Muß Kurwenal dumm dir gelten,


heut sollst du ihn nicht schelten.


Wie tot lagst du


seit dem Tag,


da Melot, der Verruchte,


dir eine Wunde schlug.


Die böse Wunde,


wie sie heilen?


Mir tör’gem Manne


dünkt’ es da,


wer einst dir Morolds


Wunde schloß,


der heilte leicht die Plagen,


von Melots Wehr geschlagen.


Die beste Ärztin


bald ich fand;


nach Kornwall hab’ ich


ausgesandt:


ein treuer Mann


wohl übers Meer


bringt dir Isolde her.


Tristan


außer sich


Isolde kommt!


Isolde naht!



Er ringt gleichsam nach Sprache.


O Treue!

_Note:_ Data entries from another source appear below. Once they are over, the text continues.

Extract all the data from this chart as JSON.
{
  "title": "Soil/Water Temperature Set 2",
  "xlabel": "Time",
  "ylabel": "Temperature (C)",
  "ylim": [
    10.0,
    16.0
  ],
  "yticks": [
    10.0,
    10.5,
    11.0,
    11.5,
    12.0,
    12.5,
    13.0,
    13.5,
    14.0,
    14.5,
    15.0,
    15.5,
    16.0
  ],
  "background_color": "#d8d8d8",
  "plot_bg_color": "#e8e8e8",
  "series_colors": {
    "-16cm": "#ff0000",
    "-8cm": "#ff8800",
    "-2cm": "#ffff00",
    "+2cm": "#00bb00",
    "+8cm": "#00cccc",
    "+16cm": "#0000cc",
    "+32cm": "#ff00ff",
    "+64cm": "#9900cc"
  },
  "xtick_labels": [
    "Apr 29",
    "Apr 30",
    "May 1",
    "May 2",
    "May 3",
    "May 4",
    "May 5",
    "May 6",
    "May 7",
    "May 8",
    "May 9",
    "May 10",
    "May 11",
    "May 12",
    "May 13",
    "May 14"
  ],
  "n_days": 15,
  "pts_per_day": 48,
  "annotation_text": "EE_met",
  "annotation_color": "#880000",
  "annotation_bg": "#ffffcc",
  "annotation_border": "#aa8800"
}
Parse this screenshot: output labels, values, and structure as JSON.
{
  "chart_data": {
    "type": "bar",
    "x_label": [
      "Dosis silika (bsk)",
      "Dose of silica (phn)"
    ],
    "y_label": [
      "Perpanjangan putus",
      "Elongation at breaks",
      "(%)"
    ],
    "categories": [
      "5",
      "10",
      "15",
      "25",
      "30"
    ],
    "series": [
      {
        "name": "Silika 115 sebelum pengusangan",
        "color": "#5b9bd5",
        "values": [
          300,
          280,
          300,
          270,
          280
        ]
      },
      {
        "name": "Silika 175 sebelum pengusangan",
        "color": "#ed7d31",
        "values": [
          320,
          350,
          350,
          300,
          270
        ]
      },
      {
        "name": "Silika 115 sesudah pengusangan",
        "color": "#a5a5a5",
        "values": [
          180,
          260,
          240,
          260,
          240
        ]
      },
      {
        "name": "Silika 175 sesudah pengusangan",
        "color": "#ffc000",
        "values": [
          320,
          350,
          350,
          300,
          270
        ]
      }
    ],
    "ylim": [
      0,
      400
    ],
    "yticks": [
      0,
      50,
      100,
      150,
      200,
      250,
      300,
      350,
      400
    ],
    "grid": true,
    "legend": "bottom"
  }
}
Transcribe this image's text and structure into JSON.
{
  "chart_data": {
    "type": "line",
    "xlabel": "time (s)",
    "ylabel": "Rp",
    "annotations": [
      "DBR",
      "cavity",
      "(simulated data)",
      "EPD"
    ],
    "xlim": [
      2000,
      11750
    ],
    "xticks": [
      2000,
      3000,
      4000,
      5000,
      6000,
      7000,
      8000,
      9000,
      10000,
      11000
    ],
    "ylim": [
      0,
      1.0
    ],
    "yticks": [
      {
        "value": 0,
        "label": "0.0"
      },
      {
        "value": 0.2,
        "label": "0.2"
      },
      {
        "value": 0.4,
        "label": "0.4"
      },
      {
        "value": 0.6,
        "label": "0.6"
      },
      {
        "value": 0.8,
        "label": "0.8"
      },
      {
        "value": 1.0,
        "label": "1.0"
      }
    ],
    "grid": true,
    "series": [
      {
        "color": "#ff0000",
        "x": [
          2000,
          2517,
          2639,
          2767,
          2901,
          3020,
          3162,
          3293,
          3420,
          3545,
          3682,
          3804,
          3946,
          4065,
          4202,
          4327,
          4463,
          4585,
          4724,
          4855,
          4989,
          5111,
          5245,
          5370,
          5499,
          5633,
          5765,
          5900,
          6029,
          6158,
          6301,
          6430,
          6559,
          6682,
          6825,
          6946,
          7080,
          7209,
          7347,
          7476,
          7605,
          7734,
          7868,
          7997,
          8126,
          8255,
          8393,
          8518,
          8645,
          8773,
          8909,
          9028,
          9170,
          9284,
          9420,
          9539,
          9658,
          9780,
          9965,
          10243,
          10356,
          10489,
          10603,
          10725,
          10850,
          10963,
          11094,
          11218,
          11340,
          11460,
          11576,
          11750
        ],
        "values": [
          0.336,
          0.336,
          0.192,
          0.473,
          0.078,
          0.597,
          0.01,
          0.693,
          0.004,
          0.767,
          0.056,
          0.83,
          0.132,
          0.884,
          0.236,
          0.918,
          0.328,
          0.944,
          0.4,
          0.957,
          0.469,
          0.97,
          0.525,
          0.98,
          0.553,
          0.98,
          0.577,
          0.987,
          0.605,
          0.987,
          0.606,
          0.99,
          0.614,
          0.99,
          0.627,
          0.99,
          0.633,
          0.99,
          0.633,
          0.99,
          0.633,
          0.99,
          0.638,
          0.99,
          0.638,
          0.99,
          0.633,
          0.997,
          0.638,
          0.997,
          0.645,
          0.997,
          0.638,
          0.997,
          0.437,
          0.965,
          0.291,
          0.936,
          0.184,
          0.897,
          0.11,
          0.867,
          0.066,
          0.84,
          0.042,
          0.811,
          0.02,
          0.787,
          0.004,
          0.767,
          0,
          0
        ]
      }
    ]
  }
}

Hehre,


holde Treue!



Er zieht Kurwenal an sich und umarmt ihn.


Mein Kurwenal,


du trauter Freund!


Du Treuer ohne Wanken,


wie soll dir Tristan danken?


Mein Schild, mein Schirm


in Kampf und Streit,


zu Lust und Leid


mir stets bereit:


wen ich gehaßt,


den haßtest du;


wen ich geminnt,


den minntest du.


Dem guten Marke,


dient’ ich ihm hold,


wie warst du ihm treuer als Gold!


Mußt’ ich verraten


den edlen Herrn,


wie betrogst du ihn da so gern!


Dir nicht eigen,


einzig mein,


mit leidest du,


wenn ich leide:


nur was ich leide,


das kannst du nicht leiden!


Dies furchtbare Sehnen,


das mich sehrt;


dies schmachtende Brennen,


das mich zehrt;


wollt’ ich dir’s nennen,


könntest du’s kennen:


nicht hier würdest du weilen,


zur Warte müßtest du eilen –


mit allen Sinnen


sehnend von hinnen


nach dorten trachten und spähen,


wo ihre Segel sich blähen,


wo vor den Winden,


mich zu finden,


von der Liebe Drang befeuert,


Isolde zu mir steuert! –


Es naht! Es naht


mit mutiger Hast!


Sie weht, sie weht –


die Flagge am Mast.


Das Schiff! Das Schiff!


Dort streicht es am Riff!


Siehst du es nicht?



Heftig.


Kurwenal, siehst du es nicht?



Als Kurwenal, um Tristan nicht zu verlassen, zögert, und dieser in schweigender Spannung auf ihn blickt, ertönt, wie zu Anfang, näher, dann ferner, die klagende Weise des Hirten.